過去には 法人税が50%近くありました。会社にとって税金は、社外流出の大きい金額ですし、今日でもそうです。
一番リターンが望めない出金になるのです。

税理士に支払う費用は、会社が負担しているのです。経営者の共通した不満は、税理士はどちらの味方になって思考し、行動しているのか? ということです。
納税金額をごまかしてほしいとは思っていませんが、その納税額が本当に正しいか? という信頼が持てないのです。

税理士資格試験は、必修2課目・選沢3課目です。税理士が全ての税法に通じているわけでなく、資格も税務署管轄ですから、当局に畏れを感じています。
税法も通達も ~~してはならぬ。~~してはダメ、を覚えるのだから、どうしたら良いのかは、全く考えもしないのです。
どうしたら税務署から見て正しいのか、自らの業務を非難されないのかを考えているのです。

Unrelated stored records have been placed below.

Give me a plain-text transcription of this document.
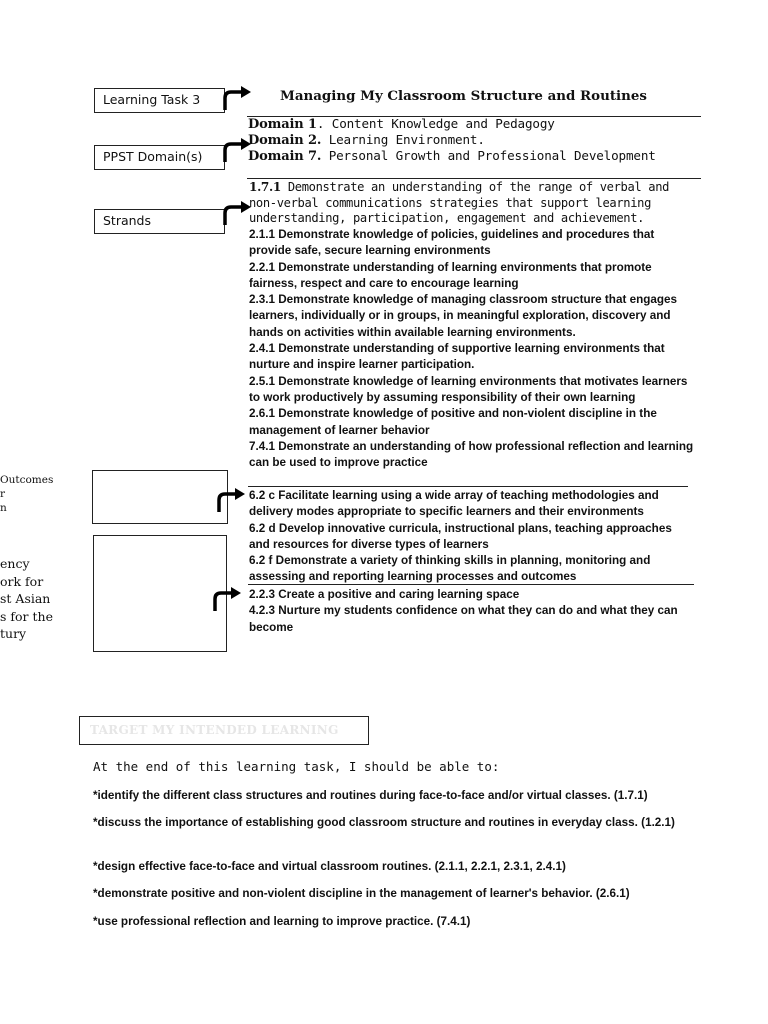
Learning Task 3
PPST Domain(s)
Strands
Managing My Classroom Structure and Routines
Domain 1. Content Knowledge and Pedagogy
Domain 2. Learning Environment.
Domain 7. Personal Growth and Professional Development
1.7.1 Demonstrate an understanding of the range of verbal and non-verbal communications strategies that support learning understanding, participation, engagement and achievement.

2.1.1 Demonstrate knowledge of policies, guidelines and procedures that provide safe, secure learning environments

2.2.1 Demonstrate understanding of learning environments that promote fairness, respect and care to encourage learning

2.3.1 Demonstrate knowledge of managing classroom structure that engages learners, individually or in groups, in meaningful exploration, discovery and hands on activities within available learning environments.

2.4.1 Demonstrate understanding of supportive learning environments that nurture and inspire learner participation.

2.5.1 Demonstrate knowledge of learning environments that motivates learners to work productively by assuming responsibility of their own learning

2.6.1 Demonstrate knowledge of positive and non-violent discipline in the management of learner behavior

7.4.1 Demonstrate an understanding of how professional reflection and learning can be used to improve practice

6.2 c Facilitate learning using a wide array of teaching methodologies and delivery modes appropriate to specific learners and their environments

6.2 d Develop innovative curricula, instructional plans, teaching approaches and resources for diverse types of learners

6.2 f Demonstrate a variety of thinking skills in planning, monitoring and assessing and reporting learning processes and outcomes

2.2.3 Create a positive and caring learning space

4.2.3 Nurture my students confidence on what they can do and what they can become

Outcomes
r
n
ency
ork for
st Asian
s for the
tury
TARGET MY INTENDED LEARNING
At the end of this learning task, I should be able to:
*identify the different class structures and routines during face-to-face and/or virtual classes. (1.7.1)
*discuss the importance of establishing good classroom structure and routines in everyday class. (1.2.1)
*design effective face-to-face and virtual classroom routines. (2.1.1, 2.2.1, 2.3.1, 2.4.1)
*demonstrate positive and non-violent discipline in the management of learner's behavior. (2.6.1)
*use professional reflection and learning to improve practice. (7.4.1)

経常利益の後に特別利益が加わったり、特別損失で経常利益が減じます。
特別利益をあえて出して税金を多く支払うことはありません。
特別損失を出すことに意外と反対する税理士がおられるのです。
「確かに債務超過になるのは不味いです」が、不良があるのでしたら、堂々と出せばいいのです。


「赤字になれば銀行が良くは思いませんよ。」とおっしゃる税理士がいます。
銀行がどこを見ているか わかっていないのです。
銀行は、既にわかっています、不良のある事を、そして返って、しっかりした銀行員は、不良を落とせば褒めてくれます。

「税務署に睨まれますよ!」
などと 税理士は、脅しをかけてきます。突っ込まれない為に、しっかりした.エビデンス証拠書類を準備する事を指導すべきでしょうに。

粉飾決算をして赤字であっても、儲かっているようにして、銀行から資金を引き出そうという輩は、いつの世にもおります。
銀行側は、騙されないように注意を払っているのです。

在庫高を膨らませる、売掛金受取手形、架空売上をして多額にする。
必ず資産項目に手を入れます。
粉飾しているこんな会社に税務調査が入ったらどうなるでしょうか?
税務官にはすぐわかります。
修正申告をさせて税金を戻してくれるのでしょうか?
「ご苦労さん」と言って しっかりと実態は赤字でも税金を取って帰って行きます。

税引後純利益が、赤字であっても その後 黒字にして、その累積赤字が消えるまで 税金を払うことなく9年間も待ってくれるのです。
毎年度、商売を行って黒字にするという言葉を正確に理解せずに、国家の陰謀ともいうべき損益計算書の利益を勘ちがいしている。決して経常利益高は現金が増加はしていないのです。



キヤシュフロー、使えるお金がいくら増えているのか! が大切だと理解できていないのです。
納税の為に銀行に借り入れを頼みに行く、銀行は納税や賞与金をお貸ししますよ、と近づいてくる。この滑稽さを理解できない経営者がこの国に多いことは不思議です。

営業利益は、その年の営業活動による自力利益です。銀行が注視するのは営業利益です。
経常利益は、その年の経営全般から生み出した利益です。すべての関係者が注目する利益です。
上記2項目の利益は、常に最大を目指したいものです。
しかし、次にくる税引前利益は出来るだけ小さくしたいものです。

「えっ?」そんな方法があるのですか?
有るのですが 多くの経営者は其れを知らないのです。
特別損失を出せば良いのです。
「損を出せば ソンではないですか! 」

1年間、数年間の間にはどんな会社でも、回収できない売掛金、売れない商品・材料、使わない機械設備、評価損の出ている有価証券等々 捜せば多くの含み損が会社にはあります。

バブル景気崩壊後、日本は失われた20年と言われましたが、その間、含み損をはき出すのに20年間かかりました。
しかし、お陰で生き残った会社は、不良な含み損がないピカッピカの会社になっています。
財務が解らない経営者が、よい会社を作ろうとしていると、いつも能力のない税理士が壁になっているのです。